LexWorks offers two different customization packages:

    1. Customization as part of a full localization process in which we deliver ready-to-use translation from our MT process in the quality you require (post-edited or not, depending on your needs).

    2. Stand-alone customization services where we train and maintain engines that you employ on your premises.

An example of the first service package, customization as part of a full localization process, is an engineering software publisher who simply wishes to have the benefits of MT without changing their traditional outsourced localization process.

An example of the second service package, stand-alone customization services, is a global bank that has MT installed behind their firewall, for the use of their staff around the world, and simply asks us to customize and maintain the engines on their behalf.

Both packages are popular for different reasons, and depend on whether a company wishes an outsourced solution, or whether it has the internal resources to manage the full MT process.

The Importance of Customization

MT customization is the single most important activity for high-performance MT. Whether rules-based or statistical, the engine must be tuned to your domain. (“Magazine” for example, has quite a different translation in a military context compared to a media context.) Customizing the engine on your domain and also your specific content and terminology improves quality significantly. This in turn improves productivity because post-editors can work more quickly to bring the results up to a fully human level of quality. Higher post-editing speed means that your localized content can reach your international markets faster than ever before. And at less cost.

In 2010, LexWorks conducted a study comparing the impact of a trained engine with an untrained engine.
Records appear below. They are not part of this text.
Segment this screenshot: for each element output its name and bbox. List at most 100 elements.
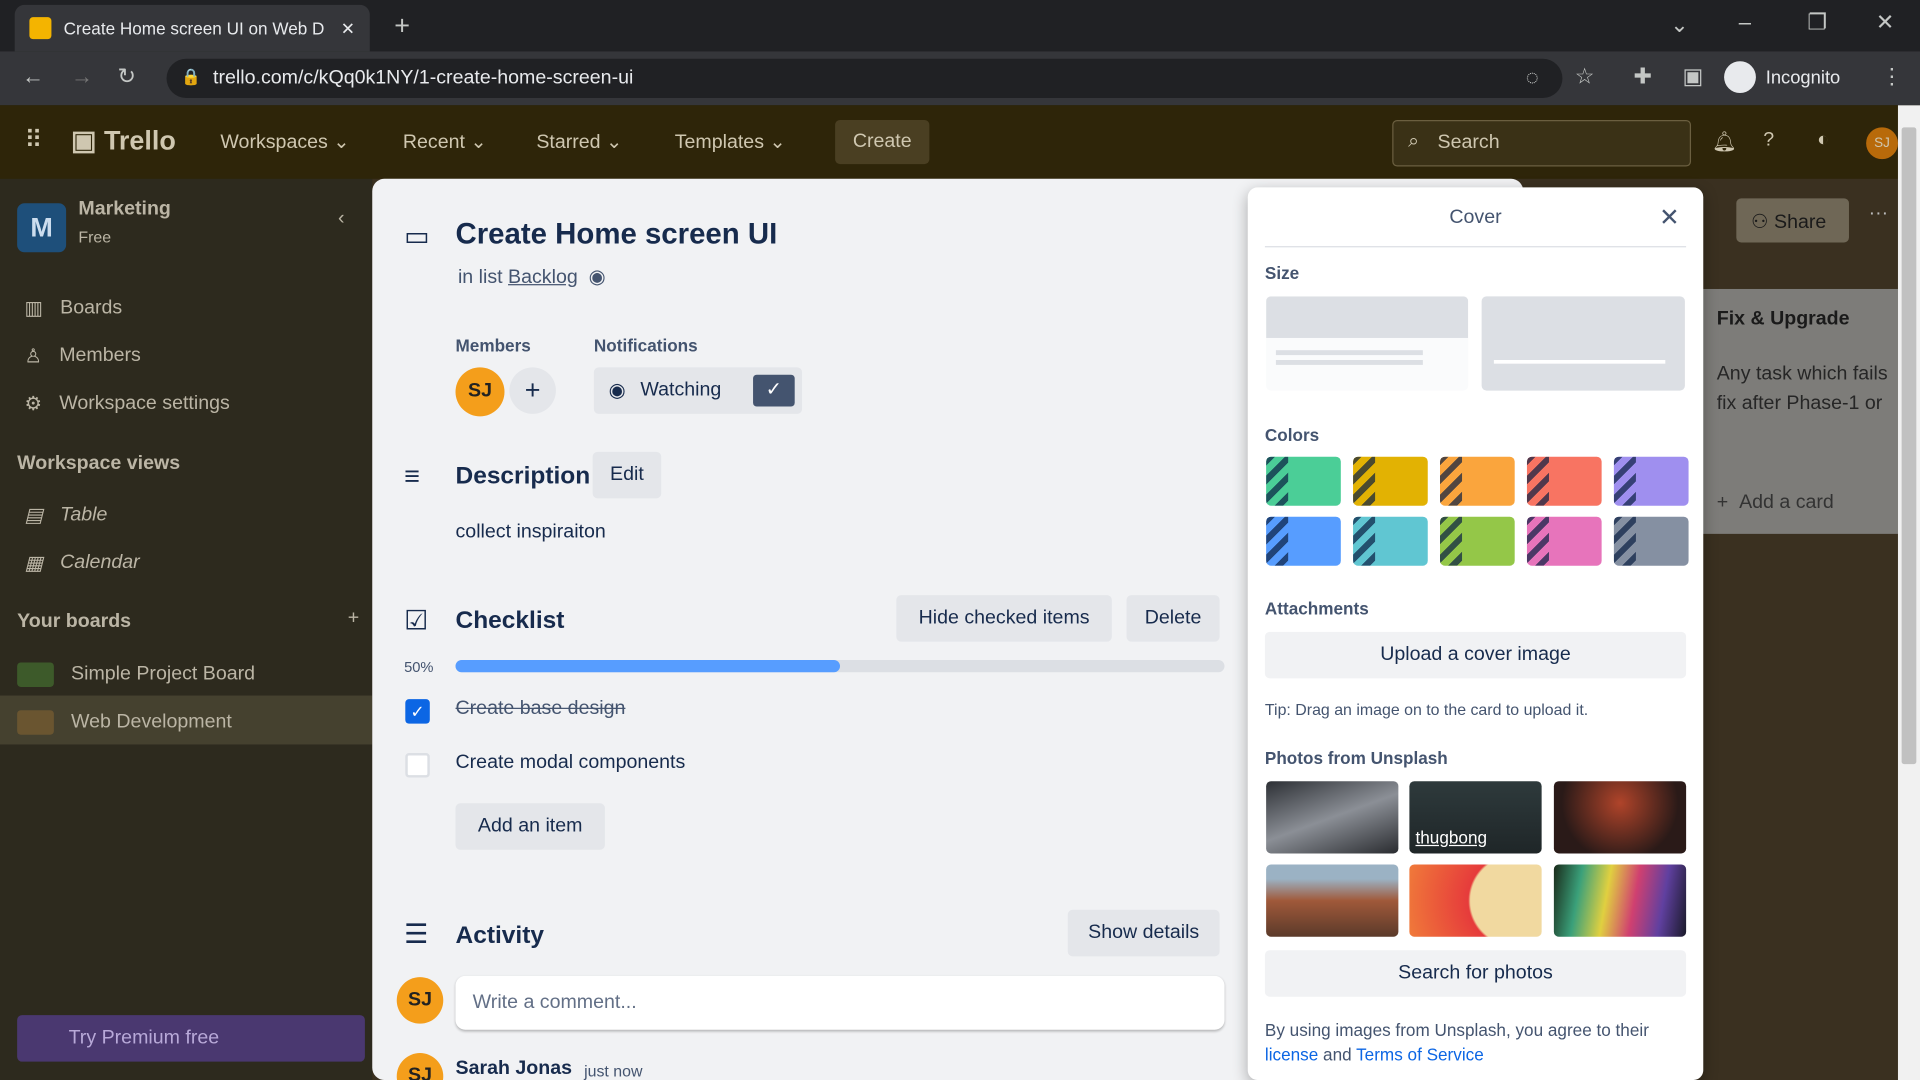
checklist-progress-bar <box>455 660 1225 673</box>
nav-starred[interactable]: Starred ⌄ <box>536 130 622 154</box>
item-checkbox[interactable] <box>405 753 430 778</box>
incognito-icon <box>1724 61 1756 94</box>
upload-tip: Tip: Drag an image on to the card to upl… <box>1264 700 1589 719</box>
notifications-icon[interactable]: 🔔︎ <box>1712 130 1737 154</box>
help-icon[interactable]: ? <box>1763 130 1774 152</box>
try-premium-button[interactable]: Try Premium free <box>17 1015 365 1062</box>
browser-menu-icon[interactable]: ⋮ <box>1881 64 1903 90</box>
tab-search-icon[interactable]: ⌄ <box>1670 12 1688 38</box>
sidebar-item-members[interactable]: ♙ Members <box>24 344 140 368</box>
list-link[interactable]: Backlog <box>508 267 578 288</box>
watch-eye-icon: ◉ <box>588 266 606 288</box>
terms-link[interactable]: Terms of Service <box>1356 1044 1484 1064</box>
cover-color-swatch[interactable] <box>1526 456 1602 506</box>
label: Web Development <box>71 711 232 733</box>
description-icon: ≡ <box>404 460 420 492</box>
checklist-item[interactable]: Create base design <box>456 698 626 720</box>
theme-icon[interactable]: ◐ <box>1817 130 1829 152</box>
unsplash-photo[interactable] <box>1553 864 1687 937</box>
sidebar-item-boards[interactable]: ▥ Boards <box>24 296 122 320</box>
unsplash-photo-hovered[interactable]: thugbong <box>1409 781 1542 854</box>
cover-color-swatch[interactable] <box>1266 456 1341 506</box>
cover-color-swatch[interactable] <box>1440 516 1515 566</box>
sidepanel-icon[interactable]: ▣ <box>1682 64 1703 90</box>
card-text[interactable]: Any task which fails fix after Phase-1 o… <box>1717 360 1893 419</box>
comment-input[interactable]: Write a comment... <box>455 975 1225 1030</box>
user-avatar[interactable]: SJ <box>1866 127 1898 160</box>
size-option-full[interactable] <box>1481 296 1685 391</box>
search-placeholder: Search <box>1437 132 1500 154</box>
close-icon[interactable]: ✕ <box>1659 202 1680 233</box>
browser-tab[interactable]: Create Home screen UI on Web D ✕ <box>14 4 370 52</box>
app-switcher-icon[interactable]: ⠿ <box>24 125 42 156</box>
cover-color-swatch[interactable] <box>1613 456 1689 506</box>
card-title[interactable]: Create Home screen UI <box>456 218 778 252</box>
license-link[interactable]: license <box>1265 1044 1318 1064</box>
minimize-icon[interactable]: – <box>1739 10 1751 36</box>
checklist-item[interactable]: Create modal components <box>456 752 686 774</box>
delete-checklist-button[interactable]: Delete <box>1126 595 1220 642</box>
url-input[interactable]: 🔒 trello.com/c/kQq0k1NY/1-create-home-scr… <box>166 58 1563 98</box>
cover-color-swatch[interactable] <box>1526 516 1602 566</box>
watching-button[interactable]: ◉ Watching ✓ <box>593 367 803 414</box>
close-tab-icon[interactable]: ✕ <box>341 18 355 39</box>
cover-color-swatch[interactable] <box>1440 456 1515 506</box>
extensions-icon[interactable]: ✚ <box>1633 64 1651 90</box>
popover-title: Cover <box>1449 206 1502 228</box>
board-item[interactable]: Web Development <box>17 710 232 735</box>
nav-recent[interactable]: Recent ⌄ <box>403 130 487 154</box>
nav-templates[interactable]: Templates ⌄ <box>675 130 786 154</box>
size-option-attached[interactable] <box>1266 296 1469 391</box>
sidebar-item-settings[interactable]: ⚙ Workspace settings <box>24 392 229 416</box>
more-icon[interactable]: ··· <box>1869 203 1889 225</box>
add-item-button[interactable]: Add an item <box>455 803 605 850</box>
cover-color-swatch[interactable] <box>1613 516 1689 566</box>
activity-time[interactable]: just now <box>584 1062 642 1080</box>
sidebar-item-calendar[interactable]: ▦ Calendar <box>24 551 139 575</box>
cover-color-swatch[interactable] <box>1353 456 1428 506</box>
search-photos-button[interactable]: Search for photos <box>1264 950 1687 997</box>
board-thumb <box>17 662 54 687</box>
eye-off-icon[interactable]: ◌ <box>1526 65 1539 91</box>
page-scrollbar[interactable] <box>1897 105 1920 1080</box>
unsplash-photo[interactable] <box>1409 864 1542 937</box>
show-details-button[interactable]: Show details <box>1067 909 1220 957</box>
add-board-icon[interactable]: + <box>348 607 359 629</box>
trello-logo[interactable]: ▣ Trello <box>71 125 176 157</box>
reload-icon[interactable]: ↻ <box>118 64 136 90</box>
back-icon[interactable]: ← <box>22 64 44 90</box>
incognito-profile[interactable]: Incognito <box>1724 61 1840 94</box>
collapse-sidebar-icon[interactable]: ‹ <box>338 208 345 230</box>
new-tab-icon[interactable]: + <box>394 10 410 42</box>
forward-icon[interactable]: → <box>71 64 93 90</box>
size-label: Size <box>1264 263 1300 283</box>
upload-cover-button[interactable]: Upload a cover image <box>1264 631 1687 679</box>
cover-color-swatch[interactable] <box>1353 516 1428 566</box>
label: Simple Project Board <box>71 663 256 685</box>
share-button[interactable]: ⚇ Share <box>1736 198 1849 243</box>
photo-author-link[interactable]: thugbong <box>1416 828 1488 848</box>
star-icon[interactable]: ☆ <box>1575 64 1595 90</box>
close-window-icon[interactable]: ✕ <box>1876 10 1894 36</box>
restore-icon[interactable]: ❐ <box>1807 10 1827 36</box>
nav-workspaces[interactable]: Workspaces ⌄ <box>220 130 349 154</box>
hide-checked-button[interactable]: Hide checked items <box>896 595 1112 642</box>
photos-label: Photos from Unsplash <box>1264 748 1448 768</box>
unsplash-photo[interactable] <box>1553 781 1687 854</box>
add-card-button[interactable]: + Add a card <box>1717 492 1834 514</box>
description-text[interactable]: collect inspiraiton <box>456 522 606 544</box>
add-member-button[interactable]: + <box>509 367 556 414</box>
board-item[interactable]: Simple Project Board <box>17 662 256 687</box>
unsplash-photo[interactable] <box>1266 864 1399 937</box>
sidebar: M Marketing Free ‹ ▥ Boards ♙ Members ⚙ Wor… <box>0 178 373 1080</box>
item-checkbox-checked[interactable]: ✓ <box>405 699 430 724</box>
create-button[interactable]: Create <box>835 120 930 165</box>
unsplash-photo[interactable] <box>1266 781 1399 854</box>
label: Table <box>60 504 108 526</box>
edit-description-button[interactable]: Edit <box>592 451 662 499</box>
cover-color-swatch[interactable] <box>1266 516 1341 566</box>
member-avatar[interactable]: SJ <box>455 367 505 417</box>
search-input[interactable]: ⌕ Search <box>1392 120 1692 167</box>
activity-heading: Activity <box>455 922 544 949</box>
sidebar-item-table[interactable]: ▤ Table <box>24 503 107 527</box>
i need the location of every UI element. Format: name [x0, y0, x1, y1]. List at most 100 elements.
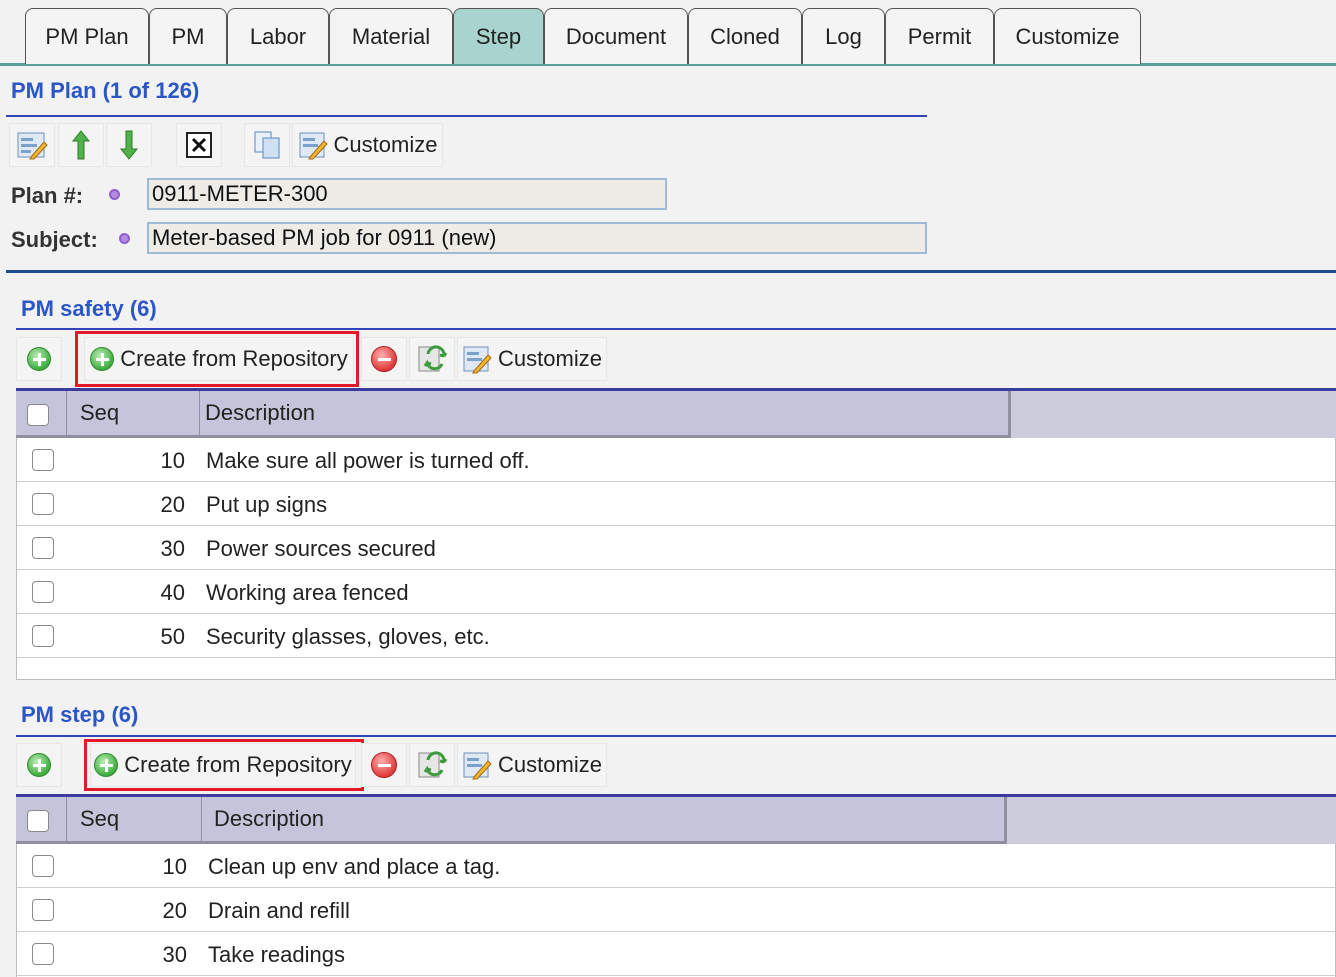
add-icon — [94, 753, 119, 777]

Published in Multilingual Magazine, our study demonstrated for the first time that a customized engine doubles post-editing productivity over a generic one.

Depending on your content type, and on other factors such as whether you already have extensive translation memories or not, we can:

  • customize rules-based hybrid engines, or
  • build custom statistical engines from scratch

Customizing an RBMT System

Customizing a rules-based machine translation engine involves creating domain-specific dictionaries, and encoding each entry with semantic information including parts of speech and inflections. Dictionary building is an ongoing process that encodes, tests, adjusts and tests again. Additionally, dictonaries for sub-domains may be arranged in separate profiles and ranked differently according to the content to be translated.

Customizing an SMT System

While training a rules-based engine requires considerable linguistic expertise, training a statistical engine calls mostly for data (the more the better, as long as it is “clean”) and processing resources. For example, data required may run from 2 million to 5 million or more words, both in bilingual format (e.g. Translation Memories) and in source language monolingual text. Processing resources required is on the order of one server per language.

Customizing a Hybrid System

When customizing a hybrid system, SMT capabilities are used to automatically build a language and domain model while RBMT techniques ensure terminology employed has all the correct inflections.